You would've thought people would have worked this one out by now.
Who fancies running a HN pool on how long until the root keys are public? (I'm serious - how funny would that be. We just need someone with enough trust from the community to handle the money. And someone who lives where online gambling is not regulated...)
And its not that tech runs just from Intel to AMD.
x64 is AMD tech that got adopted by Intel. Monolith multi-core technology is also something Intel adopted from AMD.
Intel wouldn't dare destroying AMD. Since AMD got created for sole reason to prevent Intel from being torn apart. But Intel will do everything to keep AMD's market share somewhere comfortably below 20%.
And it remains entirely at Netflix's discretion whom they trust. I agree it's a Bad Thing, but the content industry is entirely predicated on artificial monopolies.
This is actually the problem with Netflix on Android - Android doesn't have any DRM standard, so it's up to the hardware manufacturer to include it.
My point still stands though - there is absolutely no way this doesn't get cracked.
As long as watchable images are displayed on a screen, someone will figure out a way to "archive" them for later.
Presuming this is the case, how would key management happen? Would every chip have its own unique keypair? If not, an attack similar to the one linked to here by JohhnieCache would render this scheme useless. If each keypair is unique, how would a particular content provider know that a public key was actually one paired with a private key only contained in Intel's silicon? Would Intel provide a registry of all valid public keys to content providers? If there is no such central registry, would the public keys themselves be signed by Intel so that content providers could be certain of their origin?
Please correct any wrong assumptions on my part. I know little of cryptography compared to many here, but I am frustrated by how little technical commentary has accompanied the articles I have read about this new processor family.
[0] Mobile "broadband" doesn't count. In most places, it is entirely unsuitable for streaming high-def video and will be for several years.

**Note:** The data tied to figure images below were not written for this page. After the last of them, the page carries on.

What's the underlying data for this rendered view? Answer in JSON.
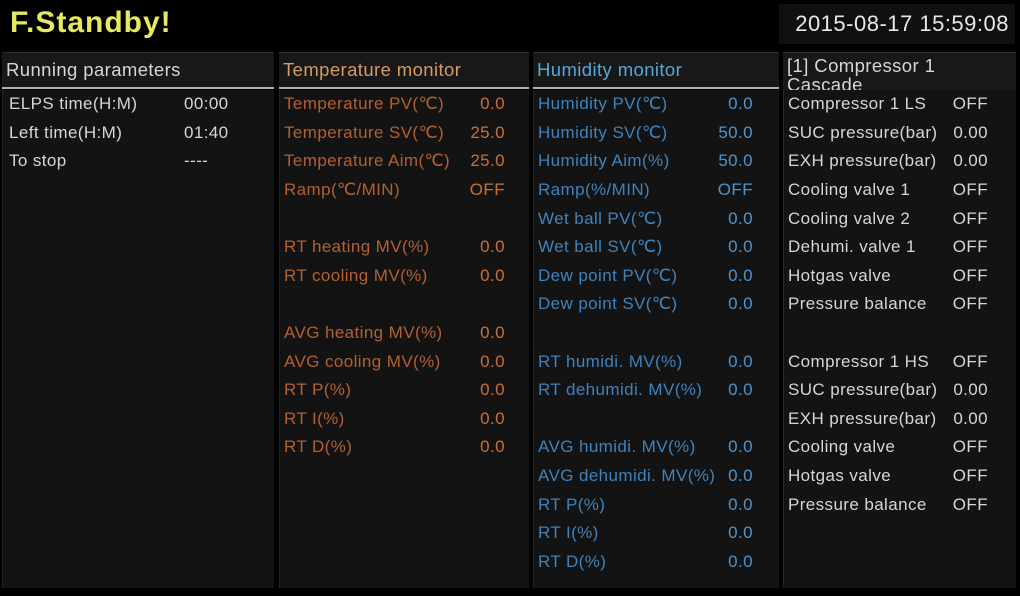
{
  "topbar": {
    "title": "F.Standby!",
    "datetime": "2015-08-17 15:59:08"
  },
  "colors": {
    "title_yellow": "#e6e95e",
    "datetime_white": "#e8e8e8",
    "white_text": "#d6d6d6",
    "header_underline": "#b2b2b2",
    "panel_bg": "#131313",
    "temp_header": "#d89a60",
    "temp_label": "#b2602e",
    "temp_value": "#c9712f",
    "humidity_header": "#54a8db",
    "humidity_label": "#3e83bd",
    "humidity_value": "#4e94cd"
  },
  "panels": [
    {
      "id": "running-parameters",
      "title": "Running parameters",
      "header_color": "#d6d6d6",
      "label_color": "#d6d6d6",
      "value_color": "#d6d6d6",
      "rows": [
        {
          "label": "ELPS time(H:M)",
          "value": "00:00"
        },
        {
          "label": "Left time(H:M)",
          "value": "01:40"
        },
        {
          "label": "To stop",
          "value": "----"
        }
      ]
    },
    {
      "id": "temperature-monitor",
      "title": "Temperature monitor",
      "header_color": "#d89a60",
      "label_color": "#b2602e",
      "value_color": "#c9712f",
      "rows": [
        {
          "label": "Temperature PV(℃)",
          "value": "0.0"
        },
        {
          "label": "Temperature SV(℃)",
          "value": "25.0"
        },
        {
          "label": "Temperature Aim(℃)",
          "value": "25.0"
        },
        {
          "label": "Ramp(℃/MIN)",
          "value": "OFF"
        },
        {
          "label": "",
          "value": ""
        },
        {
          "label": "RT heating MV(%)",
          "value": "0.0"
        },
        {
          "label": "RT cooling MV(%)",
          "value": "0.0"
        },
        {
          "label": "",
          "value": ""
        },
        {
          "label": "AVG heating MV(%)",
          "value": "0.0"
        },
        {
          "label": "AVG cooling MV(%)",
          "value": "0.0"
        },
        {
          "label": "RT P(%)",
          "value": "0.0"
        },
        {
          "label": "RT I(%)",
          "value": "0.0"
        },
        {
          "label": "RT D(%)",
          "value": "0.0"
        }
      ]
    },
    {
      "id": "humidity-monitor",
      "title": "Humidity monitor",
      "header_color": "#54a8db",
      "label_color": "#3e83bd",
      "value_color": "#4e94cd",
      "rows": [
        {
          "label": "Humidity PV(℃)",
          "value": "0.0"
        },
        {
          "label": "Humidity SV(℃)",
          "value": "50.0"
        },
        {
          "label": "Humidity Aim(%)",
          "value": "50.0"
        },
        {
          "label": "Ramp(%/MIN)",
          "value": "OFF"
        },
        {
          "label": "Wet ball PV(℃)",
          "value": "0.0"
        },
        {
          "label": "Wet ball SV(℃)",
          "value": "0.0"
        },
        {
          "label": "Dew point PV(℃)",
          "value": "0.0"
        },
        {
          "label": "Dew point SV(℃)",
          "value": "0.0"
        },
        {
          "label": "",
          "value": ""
        },
        {
          "label": "RT humidi. MV(%)",
          "value": "0.0"
        },
        {
          "label": "RT dehumidi. MV(%)",
          "value": "0.0"
        },
        {
          "label": "",
          "value": ""
        },
        {
          "label": "AVG humidi. MV(%)",
          "value": "0.0"
        },
        {
          "label": "AVG dehumidi. MV(%)",
          "value": "0.0"
        },
        {
          "label": "RT P(%)",
          "value": "0.0"
        },
        {
          "label": "RT I(%)",
          "value": "0.0"
        },
        {
          "label": "RT D(%)",
          "value": "0.0"
        }
      ]
    },
    {
      "id": "compressor-1-cascade",
      "title": "[1] Compressor 1",
      "title_line2": "Cascade",
      "header_color": "#d6d6d6",
      "label_color": "#d6d6d6",
      "value_color": "#d6d6d6",
      "rows": [
        {
          "label": "Compressor 1 LS",
          "value": "OFF"
        },
        {
          "label": "SUC pressure(bar)",
          "value": "0.00"
        },
        {
          "label": "EXH pressure(bar)",
          "value": "0.00"
        },
        {
          "label": "Cooling valve 1",
          "value": "OFF"
        },
        {
          "label": "Cooling valve 2",
          "value": "OFF"
        },
        {
          "label": "Dehumi. valve 1",
          "value": "OFF"
        },
        {
          "label": "Hotgas valve",
          "value": "OFF"
        },
        {
          "label": "Pressure balance",
          "value": "OFF"
        },
        {
          "label": "",
          "value": ""
        },
        {
          "label": "Compressor 1 HS",
          "value": "OFF"
        },
        {
          "label": "SUC pressure(bar)",
          "value": "0.00"
        },
        {
          "label": "EXH pressure(bar)",
          "value": "0.00"
        },
        {
          "label": "Cooling valve",
          "value": "OFF"
        },
        {
          "label": "Hotgas valve",
          "value": "OFF"
        },
        {
          "label": "Pressure balance",
          "value": "OFF"
        }
      ]
    }
  ]
}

My TV provider offers films on demand at £2-4 per viewing. The convenience of being able to watch immediately, and cheaply outweighs the choice of buying the DVD/BR and being able to watch multiple times.
Quick cost comparison:
1) Stream it for £4. Film was rubbish. Total cost = £4.
2) Stream it for £4. Film was great. Wait a few months until price falls. Purchase DVD at discount for £5-£10. Total cost = £9-£14
3) After release purchase for £15. Total cost = £15.
Of course this depends on the economics of your specific location and the cost differences, but personally I think I spend less in total on films because I very rarely buy physical media until the prices fall.
Streaming to a PC fits a very similar market profile, the only difference being it caters to those who build their entertainment system around a PC rather than a regular TV, and I think the lines between those as two separate systems are going to increasing blur in the coming years.
Right, that's why Netflix Instant is such a failure.
This is night and day different from what Hollywood wants to do, and what Intel is trying to enable them to do: force consumers to buy physical discs, or force consumers to rent from a hardware-enforced DRM'd digital kiosk.
The DIVX revolution has been killed.
My guess is that CPU microcode designed to detect that h264 decoding being offloaded to the GPU was from a Usenet post instead of from Hollywood would be difficult, if not impossible, to implement. (My point: the CPU doesn't even see bits from the video to decode anymore. So it probably can't fuck them up, even if it wanted to, which it doesn't.)
If a human can view it, you can always, always, always copy it, reproduce it, and share it. No matter how much HDCP you throw at it, no matter what specialized hardware you devote to it...in the words of Mr. Universe..."you can't stop the signal."
(And all the King's horses, and all the King's men, couldn't put the industry's shitty paranoid ineffective wannabe DRM back together again.)
> For Alex, the impossibility of making digital information copy-proof is a central truth of our age: something to be explained, and then re-explained, to judges, reporters, and businesspeople, in amicus curiae briefs and interviews on NPR. For me, it follows from the fact that the set of n-bit strings constitutes an orthogonal basis for Hilbert space.
1/24/2007 10:13 PM Defeat any copy protection on video/audio: play the content on a certified software player in a virtual machine, copy material from the virtual screen/loudspeaker.